The Nation in Bronze and Granite: Creating national monuments in post-Soviet Bishkek
Scholars of nationalism have long looked to material forms of symbolic power to understand the politics and cultures of nations, and national monuments specifically have been studied as reflections of ideological programmes of political regimes. However, these approaches have paid insufficient attention to processes of creation. Given the importance of material symbols as sites through which the nation is understood, I argue that analysing the dynamics of creation expands our understanding of symbolic nation making.
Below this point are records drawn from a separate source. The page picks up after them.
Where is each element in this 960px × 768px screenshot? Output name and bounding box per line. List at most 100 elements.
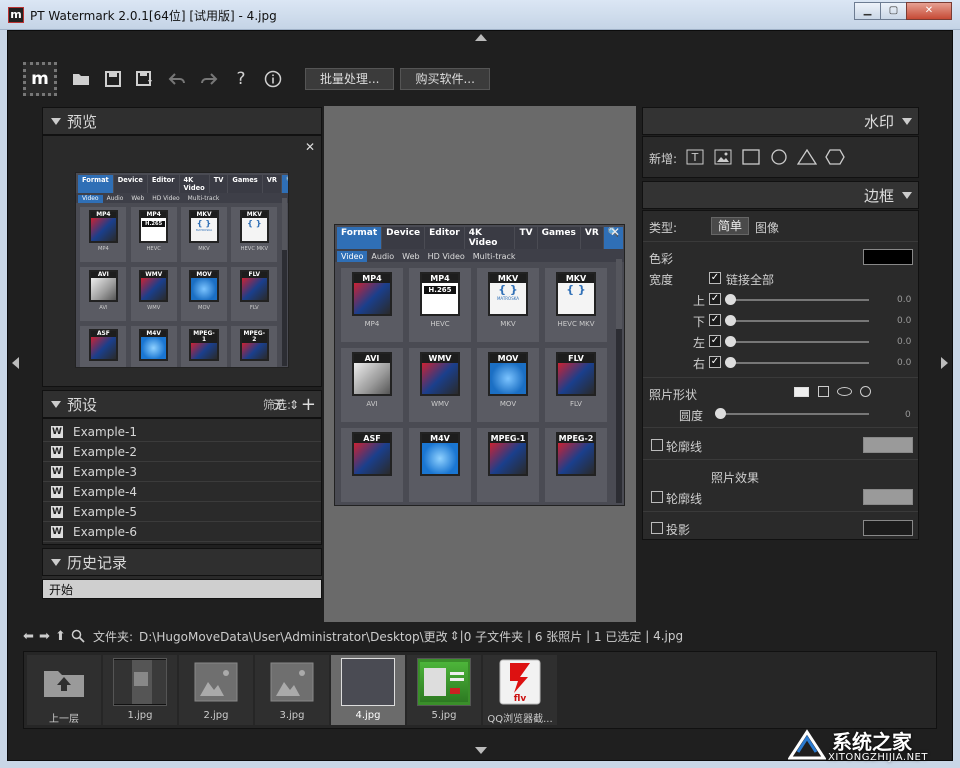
filmstrip-item[interactable]: flv QQ浏览器截... xyxy=(483,655,557,725)
filter-select[interactable]: 无 ⇕ xyxy=(273,396,299,413)
shadow-checkbox[interactable] xyxy=(651,522,663,534)
format-icon-art xyxy=(490,443,526,474)
left-slider-track[interactable] xyxy=(729,341,869,343)
history-item[interactable]: 开始 xyxy=(42,579,322,599)
preset-item[interactable]: W Example-3 xyxy=(43,462,321,482)
maximize-button[interactable]: ▢ xyxy=(880,2,907,20)
collapse-top-arrow-icon[interactable] xyxy=(475,34,487,41)
watermark-panel-header[interactable]: 水印 xyxy=(642,107,919,135)
format-icon-art xyxy=(354,443,390,474)
history-panel-header[interactable]: 历史记录 xyxy=(42,548,322,576)
format-icon: MPEG-1 xyxy=(189,328,219,362)
text-icon[interactable]: T xyxy=(686,149,704,165)
top-slider-track[interactable] xyxy=(729,299,869,301)
matroska-logo-icon: { } xyxy=(498,283,518,296)
right-slider-track[interactable] xyxy=(729,362,869,364)
back-arrow-icon[interactable]: ⬅ xyxy=(23,629,37,644)
preview-panel-header[interactable]: 预览 xyxy=(42,107,322,135)
close-icon[interactable]: ✕ xyxy=(305,140,315,154)
ellipse-icon[interactable] xyxy=(837,387,852,396)
buy-software-button[interactable]: 购买软件... xyxy=(400,68,490,90)
save-as-icon[interactable] xyxy=(133,67,157,91)
format-subtab: HD Video xyxy=(152,196,180,202)
open-folder-icon[interactable] xyxy=(69,67,93,91)
preset-item[interactable]: W Example-2 xyxy=(43,442,321,462)
watermark-preset-icon: W xyxy=(51,425,63,438)
collapse-bottom-arrow-icon[interactable] xyxy=(475,747,487,754)
format-icon-art xyxy=(90,277,117,301)
watermark-panel-title: 水印 xyxy=(863,112,894,131)
path-bar: ⬅ ➡ ⬆ 文件夹: D:\HugoMoveData\User\Administ… xyxy=(23,627,943,645)
type-option-simple[interactable]: 简单 xyxy=(711,217,749,235)
circle-icon[interactable] xyxy=(770,149,788,165)
outline-color-swatch[interactable] xyxy=(863,437,913,453)
undo-icon[interactable] xyxy=(165,67,189,91)
bottom-slider-handle[interactable] xyxy=(725,315,736,326)
canvas-area[interactable]: ✕ Format Device Editor 4K Video TV Games VR 🔍 Vi… xyxy=(324,106,636,622)
help-icon[interactable]: ? xyxy=(229,67,253,91)
preset-label: Example-4 xyxy=(73,484,138,499)
preset-item[interactable]: W Example-5 xyxy=(43,502,321,522)
site-logo-icon xyxy=(788,729,826,760)
border-panel-header[interactable]: 边框 xyxy=(642,181,919,209)
bottom-slider-track[interactable] xyxy=(729,320,869,322)
square-icon[interactable] xyxy=(818,386,829,397)
format-tile: ASF xyxy=(341,428,403,502)
add-preset-icon[interactable]: + xyxy=(301,394,316,415)
format-icon-tag: MOV xyxy=(490,354,526,363)
border-color-swatch[interactable] xyxy=(863,249,913,265)
rounded-rect-icon[interactable] xyxy=(794,387,809,397)
folder-path[interactable]: D:\HugoMoveData\User\Administrator\Deskt… xyxy=(139,628,448,645)
batch-process-button[interactable]: 批量处理... xyxy=(305,68,395,90)
right-slider-handle[interactable] xyxy=(725,357,736,368)
effect-outline-color-swatch[interactable] xyxy=(863,489,913,505)
filmstrip-item[interactable]: 1.jpg xyxy=(103,655,177,725)
format-tile: MOV MOV xyxy=(477,348,539,422)
format-icon: MOV xyxy=(189,269,219,303)
minimize-button[interactable]: ▁ xyxy=(854,2,881,20)
roundness-slider-track[interactable] xyxy=(719,413,869,415)
preset-item[interactable]: W Example-1 xyxy=(43,422,321,442)
format-subtab: Web xyxy=(131,196,145,202)
forward-arrow-icon[interactable]: ➡ xyxy=(39,629,53,644)
filmstrip-item[interactable]: 3.jpg xyxy=(255,655,329,725)
collapse-right-arrow-icon[interactable] xyxy=(941,357,948,369)
app-logo[interactable]: m xyxy=(23,62,57,96)
preset-item[interactable]: W Example-4 xyxy=(43,482,321,502)
preset-label: Example-1 xyxy=(73,424,138,439)
image-icon[interactable] xyxy=(714,149,732,165)
type-option-image[interactable]: 图像 xyxy=(755,219,779,236)
filmstrip-item[interactable]: 5.jpg xyxy=(407,655,481,725)
close-button[interactable]: ✕ xyxy=(906,2,952,20)
collapse-left-arrow-icon[interactable] xyxy=(12,357,19,369)
filmstrip-item-selected[interactable]: 4.jpg xyxy=(331,655,405,725)
left-slider-handle[interactable] xyxy=(725,336,736,347)
right-checkbox[interactable]: ✓ xyxy=(709,356,721,368)
canvas-image[interactable]: ✕ Format Device Editor 4K Video TV Games VR 🔍 Vi… xyxy=(334,224,625,506)
triangle-icon[interactable] xyxy=(797,149,817,165)
link-all-checkbox[interactable]: ✓ xyxy=(709,272,721,284)
top-checkbox[interactable]: ✓ xyxy=(709,293,721,305)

Using the case of Bishkek, Kyrgyzstan, and focusing on moments of creation and the actors involved in them, I build a conceptual framework for understanding the construction of national symbols on the ground based on three interconnected and co-constituting dynamics: spatial, temporal and aesthetic/semiotic. Using this framework, I demonstrate how meaning and materiality are related to one another both as component and consequent in the creation of national monuments and how it is their very imperfection as material representations that provides the context for the nation to emerge as a category of discourse.
“We took the national game and turned it into a sport”: Playing kok boru and re-inventing tradition in post-Soviet Kyrgyzstan
This article examines how a traditional horse game—kok boru—has transformed into a national sport for international consumption in post-Soviet Kyrgyzstan. Drawing on Hobsbawm’s concept of ‘invented tradition,’ I explore how this game is being transformed for use in a globalizing context and the limits to this transformation. The concept of ‘invented tradition’ has provided theoretical purchase on the need for and use of tradition in modern societies and new states in particular; however, the extent to which tradition may be malleable remains unaddressed. Utilizing ethnographic and interview-based research, I demonstrate that the dual use of kok boru as an object of ancient tradition and a means to promote the country on the international stage sheds light on the way in which distinction and legibility are in tension as aspects of the game are either conserved or modified. In illuminating this tension, I offer a nuanced account of how traditions are re-invented for national and international consumption.
Opportunity and Memorial (In)Congruence: Contesting Confederate Monuments in New Orleans
At times monuments have been contested, supported, or seemingly forgotten, sometimes very suddenly. This begs the question: how and when do objects of public art become objects of contestation about history and memory? I argue that monuments may be understood as sites of ambiguous boundaries, where associated narratives are contested through claims of memorial incongruence. This study highlights the importance of opportunity for contestation to arise, bringing these conflicting narratives into stark relief. Monuments are fruitful spaces of inquiry precisely because of their ambiguity— they are neither fully of the past nor fully of the present; they act as symbolic boundaries for narratives of history, memory, and identity.